Splunk boasts that more than 3,700 customers, including a majority of the Fortune 100, use its software, including Bank of America Corp., BAC +1.27% Harvard University and Zynga Inc. ZNGA -7.64% Its software can search, analyze and monitor data in real time.
Splunk's revenue rose 83% to $121 million in the fiscal year that ended Jan. 31, and it reported a net loss of $11 million, compared with a loss of $3.8 million a year earlier. The company has never been profitable.
Infoblox wants to raise $106 million. The company combines hardware and software in appliances that it sells to automate businesses' computer network functions, such as network discovery and device configuration. Its appliances have been sold to more than 5,400 businesses, including Adobe Systems Inc., (ADBE), Barclays, Caterpillar (CAT), the Federal Aviation Administration and IBM Corp.
When businesses automate network control, they stop using manual processes for routine network tasks and are able to create what Infoblox calls "dynamic networks" that allow data centers to perform virtualization, cloud computing, software-as-a-service and high-speed networking that support multiple business operations. Automating network control becomes more important as networks become bigger and more complicated because of the growth in the number of devices and software applications that need to connect to the network.
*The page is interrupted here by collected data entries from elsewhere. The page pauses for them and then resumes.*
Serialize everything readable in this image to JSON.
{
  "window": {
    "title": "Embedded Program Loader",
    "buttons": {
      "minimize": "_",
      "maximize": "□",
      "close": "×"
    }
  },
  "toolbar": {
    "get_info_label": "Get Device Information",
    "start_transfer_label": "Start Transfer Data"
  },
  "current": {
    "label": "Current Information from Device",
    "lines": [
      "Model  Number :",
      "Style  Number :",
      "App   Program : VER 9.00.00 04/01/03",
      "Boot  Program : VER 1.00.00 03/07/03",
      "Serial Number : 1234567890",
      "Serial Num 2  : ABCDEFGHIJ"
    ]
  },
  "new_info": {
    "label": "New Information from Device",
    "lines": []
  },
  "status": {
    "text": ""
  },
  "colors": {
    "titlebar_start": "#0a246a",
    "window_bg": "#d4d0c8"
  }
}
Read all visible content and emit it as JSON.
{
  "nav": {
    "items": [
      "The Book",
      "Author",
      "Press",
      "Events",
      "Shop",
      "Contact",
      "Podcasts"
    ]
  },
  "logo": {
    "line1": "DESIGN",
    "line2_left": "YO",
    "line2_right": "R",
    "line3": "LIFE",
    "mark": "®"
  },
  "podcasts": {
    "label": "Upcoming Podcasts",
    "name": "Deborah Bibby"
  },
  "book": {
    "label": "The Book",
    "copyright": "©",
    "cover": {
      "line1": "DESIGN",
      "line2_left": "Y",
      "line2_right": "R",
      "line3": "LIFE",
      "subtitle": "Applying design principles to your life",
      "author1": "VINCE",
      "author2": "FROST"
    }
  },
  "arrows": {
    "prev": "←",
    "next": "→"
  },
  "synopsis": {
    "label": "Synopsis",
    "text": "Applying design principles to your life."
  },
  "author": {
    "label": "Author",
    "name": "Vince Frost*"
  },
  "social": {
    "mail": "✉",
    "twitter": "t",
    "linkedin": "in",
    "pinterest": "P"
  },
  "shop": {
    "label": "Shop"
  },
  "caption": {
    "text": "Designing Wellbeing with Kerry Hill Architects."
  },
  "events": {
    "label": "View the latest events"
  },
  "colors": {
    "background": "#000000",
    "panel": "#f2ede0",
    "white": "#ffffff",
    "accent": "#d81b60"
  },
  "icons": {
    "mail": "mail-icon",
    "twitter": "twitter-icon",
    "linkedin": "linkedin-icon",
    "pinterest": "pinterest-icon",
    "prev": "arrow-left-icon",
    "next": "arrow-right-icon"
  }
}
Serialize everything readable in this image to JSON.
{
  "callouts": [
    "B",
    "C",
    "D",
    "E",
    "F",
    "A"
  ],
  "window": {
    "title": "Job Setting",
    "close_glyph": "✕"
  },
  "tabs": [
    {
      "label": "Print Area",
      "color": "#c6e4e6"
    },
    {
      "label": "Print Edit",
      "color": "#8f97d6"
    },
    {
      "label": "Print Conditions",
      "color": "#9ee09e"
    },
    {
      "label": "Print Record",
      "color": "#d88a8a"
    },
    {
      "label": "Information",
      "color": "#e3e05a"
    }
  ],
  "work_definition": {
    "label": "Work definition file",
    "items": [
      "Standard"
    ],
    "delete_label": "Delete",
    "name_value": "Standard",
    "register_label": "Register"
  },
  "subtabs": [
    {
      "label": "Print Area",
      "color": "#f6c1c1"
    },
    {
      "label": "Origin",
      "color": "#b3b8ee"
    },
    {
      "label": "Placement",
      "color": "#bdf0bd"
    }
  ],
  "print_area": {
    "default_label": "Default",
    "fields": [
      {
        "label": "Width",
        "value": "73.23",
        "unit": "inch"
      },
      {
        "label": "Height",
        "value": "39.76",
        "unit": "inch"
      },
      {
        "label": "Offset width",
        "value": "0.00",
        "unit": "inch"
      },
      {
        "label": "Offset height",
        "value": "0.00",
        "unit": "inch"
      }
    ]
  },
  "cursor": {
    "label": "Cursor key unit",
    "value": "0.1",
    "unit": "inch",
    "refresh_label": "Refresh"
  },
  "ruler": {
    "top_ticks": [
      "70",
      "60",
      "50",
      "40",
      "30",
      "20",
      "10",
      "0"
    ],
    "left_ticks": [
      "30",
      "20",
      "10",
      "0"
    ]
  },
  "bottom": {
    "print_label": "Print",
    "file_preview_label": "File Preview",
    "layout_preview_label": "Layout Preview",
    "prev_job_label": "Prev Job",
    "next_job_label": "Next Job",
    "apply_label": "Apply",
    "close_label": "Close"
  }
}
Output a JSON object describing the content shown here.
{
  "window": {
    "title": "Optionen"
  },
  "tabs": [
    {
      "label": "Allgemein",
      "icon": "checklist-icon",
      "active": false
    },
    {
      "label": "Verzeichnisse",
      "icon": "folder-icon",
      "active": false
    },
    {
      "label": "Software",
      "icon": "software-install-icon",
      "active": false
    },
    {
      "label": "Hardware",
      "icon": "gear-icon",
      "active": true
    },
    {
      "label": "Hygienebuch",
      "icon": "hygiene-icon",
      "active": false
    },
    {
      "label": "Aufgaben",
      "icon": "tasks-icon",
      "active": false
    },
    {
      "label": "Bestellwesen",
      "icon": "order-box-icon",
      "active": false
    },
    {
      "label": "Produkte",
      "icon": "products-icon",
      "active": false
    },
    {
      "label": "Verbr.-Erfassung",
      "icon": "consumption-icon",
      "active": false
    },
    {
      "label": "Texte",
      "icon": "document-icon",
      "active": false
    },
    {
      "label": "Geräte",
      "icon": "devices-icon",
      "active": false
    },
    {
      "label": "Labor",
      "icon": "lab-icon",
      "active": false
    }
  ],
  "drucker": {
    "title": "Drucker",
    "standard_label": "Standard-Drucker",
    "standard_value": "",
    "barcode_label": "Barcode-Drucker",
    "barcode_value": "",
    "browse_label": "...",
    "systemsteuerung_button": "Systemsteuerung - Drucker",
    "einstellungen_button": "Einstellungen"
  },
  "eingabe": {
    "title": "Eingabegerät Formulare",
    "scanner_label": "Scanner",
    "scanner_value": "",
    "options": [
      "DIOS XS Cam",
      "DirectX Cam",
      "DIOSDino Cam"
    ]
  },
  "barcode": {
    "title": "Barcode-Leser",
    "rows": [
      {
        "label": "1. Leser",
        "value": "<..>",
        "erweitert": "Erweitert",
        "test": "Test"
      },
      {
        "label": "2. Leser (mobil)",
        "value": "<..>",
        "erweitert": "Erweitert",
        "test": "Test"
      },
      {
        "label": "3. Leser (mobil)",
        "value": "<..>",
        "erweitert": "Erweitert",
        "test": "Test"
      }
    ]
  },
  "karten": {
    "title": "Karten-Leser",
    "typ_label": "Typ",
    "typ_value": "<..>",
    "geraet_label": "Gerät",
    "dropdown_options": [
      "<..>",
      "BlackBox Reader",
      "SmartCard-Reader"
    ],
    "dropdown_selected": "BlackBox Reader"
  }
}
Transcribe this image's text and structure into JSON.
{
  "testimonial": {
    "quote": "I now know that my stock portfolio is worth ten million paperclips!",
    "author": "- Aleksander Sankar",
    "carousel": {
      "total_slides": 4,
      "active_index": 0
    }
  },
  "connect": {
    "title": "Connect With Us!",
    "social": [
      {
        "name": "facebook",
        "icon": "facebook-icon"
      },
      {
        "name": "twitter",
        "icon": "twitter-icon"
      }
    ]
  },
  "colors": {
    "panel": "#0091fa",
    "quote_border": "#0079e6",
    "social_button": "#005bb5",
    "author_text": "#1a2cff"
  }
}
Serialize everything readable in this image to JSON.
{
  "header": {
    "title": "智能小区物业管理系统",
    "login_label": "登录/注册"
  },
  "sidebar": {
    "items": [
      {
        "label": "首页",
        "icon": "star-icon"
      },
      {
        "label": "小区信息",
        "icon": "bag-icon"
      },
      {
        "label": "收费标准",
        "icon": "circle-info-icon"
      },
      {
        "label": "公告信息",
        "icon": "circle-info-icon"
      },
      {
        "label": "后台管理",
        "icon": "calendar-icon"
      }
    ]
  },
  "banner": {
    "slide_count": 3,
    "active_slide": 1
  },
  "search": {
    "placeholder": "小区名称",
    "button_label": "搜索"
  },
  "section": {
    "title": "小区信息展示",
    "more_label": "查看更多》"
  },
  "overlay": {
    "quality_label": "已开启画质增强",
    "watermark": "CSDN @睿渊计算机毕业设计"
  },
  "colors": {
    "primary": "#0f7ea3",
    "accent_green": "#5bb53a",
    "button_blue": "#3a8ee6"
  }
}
Infoblox, which was founded in 1999, says it believes that the market for automated network control will grow as more businesses replace their legacy network controls. For the six months that ended Jan. 31, net revenue increased 31% to $80.7 million, and it reported a net loss of $2.8 million, compared with a loss of $132,000 in the same period a year earlier. The company has a history of losses, although it was profitable in fiscal 2010.
A third software firm,
Proofpoint Inc. offers security software for large and midsize businesses to prevent the theft of sensitive data through attacks and phishing messages, to archive information as well as to securely share information with customers and business partners. Its products are used by about 2,400 customers, including 26 of the Fortune 100. Its top-line growth hasn't been quite as swift as Splunk or Infoblox; in 2011, revenue rose 26% to $82 million, and it reported a net loss of $20 million, down slightly from a loss of $21 million in 2010.
Also on deck for the week are two larger nontech deals: oil exploration company
Midstates Petroleum Co. and luxury luggage and briefcase maker
Tumi Holdings Inc.
Tumi makes carry-on luggage, garment bags, briefcases and totes. Founded in 1975, it sells its wares through its own retail stores and website as well as through luggage retailers, department stores and third-party websites such as Amazon.com Inc. (AMZN). It plans to increase its own retail store base in North America and internationally, aiming to add eight to 16 new ones in each of the next three years, and to expand its wholesale distribution.
Tumi said it believes many consumers deferred purchases of its products during the financial crisis, and postcrisis sales appear to be increasing due in part to these deferred purchases. In 2011, the company's net sales increased 31% to $330 million, and it reported net income of $17 million, compared with $104,000 in 2010.
Midstates focuses on oil fields in Louisiana that were discovered by major oil companies in the 1940s and 1950s, but weren't fully developed due to the price of oil, state taxes and regulatory limitations.
Since the third quarter of 2008, Midstates has drilled 57 wells, 93% of which are in commercial production. The company's average daily production has increased during the period by a compound annual growth rate of 96%, and it aims to drill as many as 67 wells this year. In 2011, Midstates' total revenue more than tripled to $214 million, and the company swung to a profit of $17 million, from a loss of $16 million in 2010.
Though its financials are good, oil-exploration companies are usually considered higher-risk deals due to the volatility of energy prices and the possibility that they may not be able to take all their wells into viable production.